塾に入ったからには勉強する、あるいはさせられるのは当たり前。そのうえでどれだけ点数を上げられるかに焦点を当てるのが,昨今の強い風潮のように感じています。
もちろん塾の仕事としてその考え方や風潮に苦言を呈そうなどというわけではありません。
ただ、それ以前の段階にある子供たちも大勢いるのではないかと感じることがよくあります。
例えば、あまりにも前学年の積み残しが多く、現在の学習内容を充分に理解できない生徒さんの場合はどうでしょう。
当然、巻き返しを図るには人の何倍もの時間を勉強するしかありません。でも、それが出来る子であれば、最初からそんな状態になっているとは考えにくい。結局のところそれほど多くの時間をかけて勉強することは出来ない可能性が高いでしょう。
しかし、それを放っておいては塾としては名折れです。
そこで何とかして勉強量を確保しようと、躍起になる塾の先生や保護者の方は多いと思います。
もちろん、それをきっかけに勉強しなかった子がする子に変化してくるなど、スパルタ式のやり方が功を奏する場合もあります。
ですが、そのやり方が逆効果になることも大いに考えられるところです。
そんな時です。
私自身はそれぞれのペースや要望に合わせる(甘えに合わせるというわけではありません)のが良いと考えています。
例えば、ピアノ教室に通い始めると考えてみてください。
通う目的や目標は人それぞれでしょう。全員がコンクールに出ることや、そこで結果を出すことを目標にしているわけではないはずです。
ちょっとピアノを演奏できるようになってみたい。
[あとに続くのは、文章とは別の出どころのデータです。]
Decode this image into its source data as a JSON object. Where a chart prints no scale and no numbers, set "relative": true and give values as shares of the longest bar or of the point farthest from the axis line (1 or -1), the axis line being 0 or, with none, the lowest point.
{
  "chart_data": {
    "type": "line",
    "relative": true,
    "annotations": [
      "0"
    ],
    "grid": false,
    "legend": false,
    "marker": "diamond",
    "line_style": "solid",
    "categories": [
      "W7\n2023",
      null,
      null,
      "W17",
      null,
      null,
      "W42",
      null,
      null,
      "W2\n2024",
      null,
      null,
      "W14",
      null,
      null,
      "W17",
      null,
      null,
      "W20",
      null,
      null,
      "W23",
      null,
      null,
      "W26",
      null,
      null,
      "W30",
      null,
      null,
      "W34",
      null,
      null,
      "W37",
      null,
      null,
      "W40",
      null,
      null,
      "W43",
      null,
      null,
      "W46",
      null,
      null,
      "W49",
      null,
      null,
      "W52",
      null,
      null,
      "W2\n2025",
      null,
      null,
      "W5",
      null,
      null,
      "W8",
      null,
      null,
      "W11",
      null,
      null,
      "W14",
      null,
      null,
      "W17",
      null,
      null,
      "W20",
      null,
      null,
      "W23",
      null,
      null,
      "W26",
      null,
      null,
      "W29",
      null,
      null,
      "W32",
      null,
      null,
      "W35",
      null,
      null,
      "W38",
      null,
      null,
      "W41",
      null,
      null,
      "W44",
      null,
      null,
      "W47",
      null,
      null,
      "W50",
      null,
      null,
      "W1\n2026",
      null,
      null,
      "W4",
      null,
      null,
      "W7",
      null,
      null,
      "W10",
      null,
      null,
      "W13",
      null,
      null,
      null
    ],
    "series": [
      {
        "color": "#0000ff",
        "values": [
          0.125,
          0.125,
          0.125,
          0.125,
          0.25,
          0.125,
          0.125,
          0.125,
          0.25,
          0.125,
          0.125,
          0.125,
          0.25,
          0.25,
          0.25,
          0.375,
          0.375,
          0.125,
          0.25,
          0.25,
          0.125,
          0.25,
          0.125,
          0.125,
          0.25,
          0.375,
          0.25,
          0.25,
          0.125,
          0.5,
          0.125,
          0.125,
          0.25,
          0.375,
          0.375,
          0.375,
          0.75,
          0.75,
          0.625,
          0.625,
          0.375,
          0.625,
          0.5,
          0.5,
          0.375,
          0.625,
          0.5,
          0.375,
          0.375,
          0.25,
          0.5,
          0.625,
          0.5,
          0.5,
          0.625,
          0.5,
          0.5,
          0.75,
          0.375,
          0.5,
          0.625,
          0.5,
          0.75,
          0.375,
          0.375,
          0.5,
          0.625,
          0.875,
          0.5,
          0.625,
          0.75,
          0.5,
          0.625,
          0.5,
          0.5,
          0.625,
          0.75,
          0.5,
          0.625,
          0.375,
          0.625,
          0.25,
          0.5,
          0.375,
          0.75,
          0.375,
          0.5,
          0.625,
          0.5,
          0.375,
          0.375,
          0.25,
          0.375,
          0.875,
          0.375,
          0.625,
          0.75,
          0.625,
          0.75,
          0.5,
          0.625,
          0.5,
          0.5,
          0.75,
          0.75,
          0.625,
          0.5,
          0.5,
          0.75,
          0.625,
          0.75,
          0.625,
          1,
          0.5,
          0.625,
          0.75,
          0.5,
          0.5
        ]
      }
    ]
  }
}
あるいは最低限のリズム感を身につけてほしいといった要望もあるでしょう。そういった様々な希望を持つ生徒さんにピアノ教室の先生は、それに合わせた指導をしていくはずです。
勉強とピアノを一緒にするなと思われるかもしれません。でも学習塾も習い事の一つと考えると、根本的には同じ事だと私は考えています。
学習塾でもピアノ教室でも、通って来られる生徒さんの目的や希望、能力の違いにそって伴走者としてその生徒さんと共に走る。それが“塾生に寄り添う”ことだと思うのです。
話は少し変わりますが昨今、英語教育が過熱し、小学校5・6年での教科化など積極的な改革が行われています。
しかし、現実に将来社会に出た時、実際に英語を使用する立場にある人は国民全体の1割程度と言われています。にもかかわらず、あたかも国民全体が高い英語力を身に付けることが求められているかのような風潮です。そのため小中学校での連携も十分に取れぬまま、いたずらに難易度を上げたことで極端な二極化を招き、かえって英語の出来ない生徒を増やす結果となっているように感じます。
そういったことから松山塾では学年を問わず、日々1時間の勉強に取り組むことを最低限のルーティーンとし、それ以上のことは個々の生徒さんに合わせた指導をさせていただくことを信条としています。それが松山塾の“寄り添い方”なのです。
受験結果の記載や定期テストの点数アップを広告としていないのはそのためです。
結果は生徒さん個人の努力によって出されたもの。塾はあくまで個々生徒さんの目標に合わせた学習サポートの場であることを目指して、教室の運営を行っております。